"I am sorry to hear that; but let me suggest your first trying the effect of the change of air?"
"Really, sir, you are ignorantly striving to undermine the study of my life. Don't suppose for an instant that any scenery would keep me on my legs five minutes past my time, or that air has anything to do with provoking sleep. In primitive times, such might have been the case, and it may be so even now with juveniles; but too much artificiality surrounds adults. I shall be obliged to have recourse to my chest, and I shall give you a treat when I open it for inspection. It is a multum in parvo! Make your mind quite easy that, come what will, I have almost every remedy, not merely within call, but within reach. There's consolation for you!"

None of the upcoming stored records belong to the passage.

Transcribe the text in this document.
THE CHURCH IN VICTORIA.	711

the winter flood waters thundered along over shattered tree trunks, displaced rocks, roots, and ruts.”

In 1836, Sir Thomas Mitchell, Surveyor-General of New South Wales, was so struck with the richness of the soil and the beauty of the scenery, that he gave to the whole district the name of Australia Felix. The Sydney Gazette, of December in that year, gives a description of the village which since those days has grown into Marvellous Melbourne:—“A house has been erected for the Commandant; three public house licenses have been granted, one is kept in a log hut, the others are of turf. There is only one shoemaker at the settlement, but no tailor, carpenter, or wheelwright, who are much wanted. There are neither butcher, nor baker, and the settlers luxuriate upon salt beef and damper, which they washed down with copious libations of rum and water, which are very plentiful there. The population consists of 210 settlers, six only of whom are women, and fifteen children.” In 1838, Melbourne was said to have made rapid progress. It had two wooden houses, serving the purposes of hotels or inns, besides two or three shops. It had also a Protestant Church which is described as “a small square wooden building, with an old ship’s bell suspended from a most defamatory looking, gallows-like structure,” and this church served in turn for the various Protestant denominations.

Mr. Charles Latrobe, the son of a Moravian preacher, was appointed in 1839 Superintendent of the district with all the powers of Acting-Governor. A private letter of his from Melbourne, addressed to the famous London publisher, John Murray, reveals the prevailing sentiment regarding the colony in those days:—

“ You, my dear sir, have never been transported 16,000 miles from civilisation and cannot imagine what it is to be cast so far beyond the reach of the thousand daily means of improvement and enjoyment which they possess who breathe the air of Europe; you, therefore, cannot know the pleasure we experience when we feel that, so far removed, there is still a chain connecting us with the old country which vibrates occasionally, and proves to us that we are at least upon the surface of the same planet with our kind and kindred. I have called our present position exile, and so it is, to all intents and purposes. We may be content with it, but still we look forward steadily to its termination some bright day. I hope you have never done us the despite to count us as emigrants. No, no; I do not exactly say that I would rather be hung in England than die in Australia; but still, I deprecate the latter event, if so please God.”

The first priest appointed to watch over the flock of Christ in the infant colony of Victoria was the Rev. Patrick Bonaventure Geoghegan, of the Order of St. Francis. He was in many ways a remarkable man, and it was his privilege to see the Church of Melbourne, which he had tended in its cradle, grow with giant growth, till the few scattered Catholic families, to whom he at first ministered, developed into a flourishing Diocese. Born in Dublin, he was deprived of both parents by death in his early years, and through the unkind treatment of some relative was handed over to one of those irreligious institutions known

I bowed my acknowledgment, which I could not find words, I own, to express.
Presently my friend proposed that we should have half an hour's reading; and, on his asking me if I had any skill in elocution, I replied that, having some taste for it, I should be happy to read aloud to him, if it would afford him any pleasure.
"Well, you won't be offended," he said, "if I ask you to stop, should I not like your style?"
"Certainly not—the moment I fatigue you," I replied.
"And on no account exceed half an hour. Never mind breaking off in a fine passage—we can have that another time; but I could not endure a book more than thirty minutes, not even a newspaper, which, for diversity of contents, perhaps is the best kind of reading."
I accepted the conditions, and, finding a volume of Montaigne's Essays on a shelf, I took it down, and raised the question whether the old Gascon would be to my companion's taste. He replied in the affirmative, and declared his conviction that the art of essay-writing was lost, and that no essayist was comparable to Montaigne. So lively an author he could hear, he continued, with a good deal of enthusiasm, for the allotted time, with the greatest pleasure and without a yawn.
Fortunate in the selection of my author, I opened the volume without looking for any particular subject—for we both agreed that it was impossible to alight on a dull place—and commenced reading.
"Capital!" exclaimed my friend, in less than five minutes. "Capital! What a marvellous digestion that man must have had! You can see it in the clearness of his ideas! Let's see, he was before Galen, wasn't he? Go on, don't let me interrupt you; we will settle these points afterwards. Don't forget what just occurred to me about his digestion—it's important. You may not think so, ha! ha! but I know. Don't stop." And he composed himself as if for attentive listening, with his head thrown back in his chair, and his arms folded across his broad chest.